Die Argumentation zu Variante 2 ist für mich nicht nachvollziehbar. Wenn ein Produzent den Strom im Voraus für 100 Euro pro MWh verkauft hat, dann hat auch jemand diesen Strom im Voraus gekauft. Wenn sich danach der Marktpreis halbiert, dann schätzt sich der Verkäufer glücklich, denn der Verkaufsvertrag gilt immer noch. Der Käufer ärgert sich vielleicht, weil er den Strom schon teuer eingekauft hat. Es ist vergleichbar mit der Situation, wenn man ein Gerät zum Normalpreis kauft und dann eine Woche später sieht, dass es jetzt mit 50% Rabatt zu haben wäre.
Sehr irritiert hat auch mich die Aussage von VR-Präsident Thomas Sieber, die Axpo müsse den Stromhandel ausbauen, um so Rückgänge in der Produktion (AKWs, die ausser Betrieb gehen, Wasserkraftwerke, die an die Kantone heimfallen) kompensieren zu können. Dies steht in direktem Widerspruch zu der Beteuerung, der Handel diene nur dazu, den selbst produzierten Strom absetzen zu können.
Es lassen sich auf diese weise bei Termingeschäften aber auch Long Positionen (effektive Menge/Produktion) hedgen (versichern)
Aber ja.
Warum finanziert die «Hausbank» das Margin nicht mehr ?

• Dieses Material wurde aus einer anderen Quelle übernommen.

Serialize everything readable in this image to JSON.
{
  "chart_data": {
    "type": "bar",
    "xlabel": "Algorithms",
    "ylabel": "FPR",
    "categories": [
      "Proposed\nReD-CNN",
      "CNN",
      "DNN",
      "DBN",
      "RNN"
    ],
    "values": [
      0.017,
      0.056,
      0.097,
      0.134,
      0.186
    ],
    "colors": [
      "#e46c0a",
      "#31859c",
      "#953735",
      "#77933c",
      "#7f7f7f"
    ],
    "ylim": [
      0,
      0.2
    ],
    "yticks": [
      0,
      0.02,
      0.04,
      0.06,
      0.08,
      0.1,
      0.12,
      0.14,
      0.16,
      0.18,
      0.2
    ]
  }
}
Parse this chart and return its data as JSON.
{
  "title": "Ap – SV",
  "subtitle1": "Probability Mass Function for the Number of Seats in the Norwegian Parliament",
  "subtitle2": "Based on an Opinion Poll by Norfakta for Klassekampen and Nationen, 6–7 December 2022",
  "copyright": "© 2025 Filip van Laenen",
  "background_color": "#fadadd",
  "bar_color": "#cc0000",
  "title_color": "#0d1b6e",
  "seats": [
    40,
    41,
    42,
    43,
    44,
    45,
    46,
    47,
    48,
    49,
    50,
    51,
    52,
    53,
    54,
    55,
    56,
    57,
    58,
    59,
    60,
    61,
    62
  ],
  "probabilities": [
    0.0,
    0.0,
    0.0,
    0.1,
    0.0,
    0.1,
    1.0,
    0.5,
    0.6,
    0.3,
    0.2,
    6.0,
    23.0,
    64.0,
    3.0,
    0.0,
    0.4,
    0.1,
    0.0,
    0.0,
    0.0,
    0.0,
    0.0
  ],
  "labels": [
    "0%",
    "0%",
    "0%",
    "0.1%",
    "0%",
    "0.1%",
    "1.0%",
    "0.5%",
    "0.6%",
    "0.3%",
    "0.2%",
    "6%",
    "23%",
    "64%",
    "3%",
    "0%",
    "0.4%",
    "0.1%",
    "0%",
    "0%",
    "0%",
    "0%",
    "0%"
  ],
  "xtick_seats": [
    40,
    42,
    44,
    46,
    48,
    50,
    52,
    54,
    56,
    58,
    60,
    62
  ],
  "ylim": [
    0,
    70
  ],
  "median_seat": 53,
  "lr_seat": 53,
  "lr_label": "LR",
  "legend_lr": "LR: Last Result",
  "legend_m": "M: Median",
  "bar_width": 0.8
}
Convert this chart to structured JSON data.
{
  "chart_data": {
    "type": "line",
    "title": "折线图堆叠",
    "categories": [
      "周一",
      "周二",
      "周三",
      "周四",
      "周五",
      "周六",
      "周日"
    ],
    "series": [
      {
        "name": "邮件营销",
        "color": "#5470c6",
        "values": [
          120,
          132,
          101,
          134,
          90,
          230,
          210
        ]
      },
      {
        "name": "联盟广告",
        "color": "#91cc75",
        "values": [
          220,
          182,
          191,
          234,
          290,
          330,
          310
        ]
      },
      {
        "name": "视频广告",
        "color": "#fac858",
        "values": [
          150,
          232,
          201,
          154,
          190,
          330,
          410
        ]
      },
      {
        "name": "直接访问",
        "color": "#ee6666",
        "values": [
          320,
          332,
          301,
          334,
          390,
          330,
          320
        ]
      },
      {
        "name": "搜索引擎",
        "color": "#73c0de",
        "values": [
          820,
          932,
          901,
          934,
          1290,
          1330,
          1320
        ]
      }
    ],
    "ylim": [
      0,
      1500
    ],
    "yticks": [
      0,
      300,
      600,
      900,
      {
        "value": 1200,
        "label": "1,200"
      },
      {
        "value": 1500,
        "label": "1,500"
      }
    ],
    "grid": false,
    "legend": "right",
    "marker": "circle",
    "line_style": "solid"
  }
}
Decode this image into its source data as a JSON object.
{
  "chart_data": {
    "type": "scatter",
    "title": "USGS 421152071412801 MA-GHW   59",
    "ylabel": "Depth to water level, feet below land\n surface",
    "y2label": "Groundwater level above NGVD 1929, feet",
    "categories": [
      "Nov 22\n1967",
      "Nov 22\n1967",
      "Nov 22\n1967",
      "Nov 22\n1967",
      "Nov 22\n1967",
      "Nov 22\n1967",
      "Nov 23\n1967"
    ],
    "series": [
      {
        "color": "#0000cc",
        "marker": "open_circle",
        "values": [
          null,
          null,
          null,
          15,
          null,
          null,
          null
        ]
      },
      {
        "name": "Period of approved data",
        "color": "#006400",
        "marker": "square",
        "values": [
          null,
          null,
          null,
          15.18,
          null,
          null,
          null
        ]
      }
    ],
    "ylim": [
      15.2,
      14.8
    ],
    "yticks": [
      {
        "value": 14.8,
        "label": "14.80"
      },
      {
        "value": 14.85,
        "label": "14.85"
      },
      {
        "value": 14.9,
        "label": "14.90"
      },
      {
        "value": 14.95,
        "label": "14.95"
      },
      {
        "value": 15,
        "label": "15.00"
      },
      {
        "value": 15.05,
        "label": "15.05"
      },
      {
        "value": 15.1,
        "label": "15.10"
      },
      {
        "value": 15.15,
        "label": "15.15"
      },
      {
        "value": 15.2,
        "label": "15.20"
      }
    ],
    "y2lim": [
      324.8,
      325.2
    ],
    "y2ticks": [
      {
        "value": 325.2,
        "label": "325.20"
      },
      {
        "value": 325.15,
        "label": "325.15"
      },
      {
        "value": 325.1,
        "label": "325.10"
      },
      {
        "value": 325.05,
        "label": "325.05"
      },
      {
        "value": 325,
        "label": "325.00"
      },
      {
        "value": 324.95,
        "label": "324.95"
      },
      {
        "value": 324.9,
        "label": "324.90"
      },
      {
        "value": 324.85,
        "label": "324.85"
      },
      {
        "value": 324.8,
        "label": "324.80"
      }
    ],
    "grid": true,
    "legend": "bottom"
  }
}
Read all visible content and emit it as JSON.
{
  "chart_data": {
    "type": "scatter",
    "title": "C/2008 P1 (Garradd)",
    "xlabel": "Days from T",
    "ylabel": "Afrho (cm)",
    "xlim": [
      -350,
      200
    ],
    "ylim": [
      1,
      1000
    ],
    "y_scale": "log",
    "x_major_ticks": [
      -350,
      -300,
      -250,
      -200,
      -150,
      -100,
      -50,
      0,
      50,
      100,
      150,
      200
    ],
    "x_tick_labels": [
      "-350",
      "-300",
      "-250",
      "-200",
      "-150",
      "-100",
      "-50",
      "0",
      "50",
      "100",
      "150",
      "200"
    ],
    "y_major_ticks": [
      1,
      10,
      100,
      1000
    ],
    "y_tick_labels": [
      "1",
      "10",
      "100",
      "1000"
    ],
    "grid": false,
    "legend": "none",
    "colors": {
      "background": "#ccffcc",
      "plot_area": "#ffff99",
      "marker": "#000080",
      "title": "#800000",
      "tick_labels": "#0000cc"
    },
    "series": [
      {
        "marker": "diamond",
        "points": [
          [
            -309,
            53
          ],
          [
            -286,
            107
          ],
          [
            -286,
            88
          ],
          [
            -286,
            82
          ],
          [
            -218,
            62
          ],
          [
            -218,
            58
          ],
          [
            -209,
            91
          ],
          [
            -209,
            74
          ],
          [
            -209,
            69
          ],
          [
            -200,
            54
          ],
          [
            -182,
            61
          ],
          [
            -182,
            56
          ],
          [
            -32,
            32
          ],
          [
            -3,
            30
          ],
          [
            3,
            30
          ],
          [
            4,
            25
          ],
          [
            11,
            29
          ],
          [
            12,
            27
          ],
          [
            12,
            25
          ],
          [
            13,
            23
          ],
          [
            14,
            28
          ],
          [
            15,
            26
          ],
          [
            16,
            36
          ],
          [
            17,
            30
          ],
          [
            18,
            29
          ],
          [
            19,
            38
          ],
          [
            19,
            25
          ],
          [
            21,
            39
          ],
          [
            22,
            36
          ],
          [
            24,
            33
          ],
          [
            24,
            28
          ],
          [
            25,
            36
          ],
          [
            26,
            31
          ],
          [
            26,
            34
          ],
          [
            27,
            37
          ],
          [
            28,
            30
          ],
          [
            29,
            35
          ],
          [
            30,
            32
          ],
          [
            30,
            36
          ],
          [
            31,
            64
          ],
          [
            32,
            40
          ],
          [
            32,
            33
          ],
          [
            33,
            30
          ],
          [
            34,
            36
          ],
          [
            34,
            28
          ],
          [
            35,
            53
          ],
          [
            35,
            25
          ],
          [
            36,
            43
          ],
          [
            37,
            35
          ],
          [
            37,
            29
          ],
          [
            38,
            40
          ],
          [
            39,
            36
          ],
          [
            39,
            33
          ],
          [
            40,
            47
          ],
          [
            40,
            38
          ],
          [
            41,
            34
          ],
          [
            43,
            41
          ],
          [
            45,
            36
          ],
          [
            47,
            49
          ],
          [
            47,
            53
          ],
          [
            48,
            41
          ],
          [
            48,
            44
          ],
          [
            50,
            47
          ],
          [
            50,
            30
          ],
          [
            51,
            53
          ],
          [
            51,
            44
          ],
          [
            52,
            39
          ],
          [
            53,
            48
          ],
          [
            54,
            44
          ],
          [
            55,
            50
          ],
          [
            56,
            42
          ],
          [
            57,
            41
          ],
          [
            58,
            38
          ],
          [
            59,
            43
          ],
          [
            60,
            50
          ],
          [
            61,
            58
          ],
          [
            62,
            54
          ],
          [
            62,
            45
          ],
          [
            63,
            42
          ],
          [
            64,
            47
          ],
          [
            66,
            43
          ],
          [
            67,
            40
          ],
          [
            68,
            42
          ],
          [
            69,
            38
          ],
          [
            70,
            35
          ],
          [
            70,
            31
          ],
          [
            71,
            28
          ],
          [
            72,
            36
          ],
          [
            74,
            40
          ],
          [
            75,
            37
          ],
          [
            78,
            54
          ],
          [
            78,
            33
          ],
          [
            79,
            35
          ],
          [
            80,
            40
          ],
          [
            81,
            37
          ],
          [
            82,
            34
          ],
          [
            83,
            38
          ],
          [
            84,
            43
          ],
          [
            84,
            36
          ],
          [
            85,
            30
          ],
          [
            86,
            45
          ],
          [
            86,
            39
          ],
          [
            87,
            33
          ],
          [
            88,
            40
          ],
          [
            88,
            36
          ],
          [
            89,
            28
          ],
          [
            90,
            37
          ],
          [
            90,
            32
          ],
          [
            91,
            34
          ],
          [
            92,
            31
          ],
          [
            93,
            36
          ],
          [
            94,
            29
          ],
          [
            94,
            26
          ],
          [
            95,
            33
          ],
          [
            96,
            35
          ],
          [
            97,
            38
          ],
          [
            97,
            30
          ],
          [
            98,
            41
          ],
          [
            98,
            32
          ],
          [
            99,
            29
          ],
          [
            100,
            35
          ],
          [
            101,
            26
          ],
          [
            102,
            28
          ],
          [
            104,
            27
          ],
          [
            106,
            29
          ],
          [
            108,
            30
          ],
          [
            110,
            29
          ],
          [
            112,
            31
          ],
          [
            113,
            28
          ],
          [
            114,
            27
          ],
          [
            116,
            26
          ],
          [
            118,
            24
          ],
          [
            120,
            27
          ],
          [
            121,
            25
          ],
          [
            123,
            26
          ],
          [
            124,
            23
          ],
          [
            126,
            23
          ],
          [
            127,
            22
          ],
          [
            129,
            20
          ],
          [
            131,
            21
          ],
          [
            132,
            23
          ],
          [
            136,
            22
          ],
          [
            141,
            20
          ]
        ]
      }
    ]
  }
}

Das Kreditvolumen bereits erreicht ?
Über was man sich ME mehr Gedanken machen muss, sind die Leerverkäufe, welche bei anderen Leerverkäufer, mit Leerverkäufen von Leerverkäufern … abgesichert wurden.
Wenn eine Menge eines Lieferanten in dieser Kette zu einem Termin ausfällt, squeezt das Ganze bis zum Mond.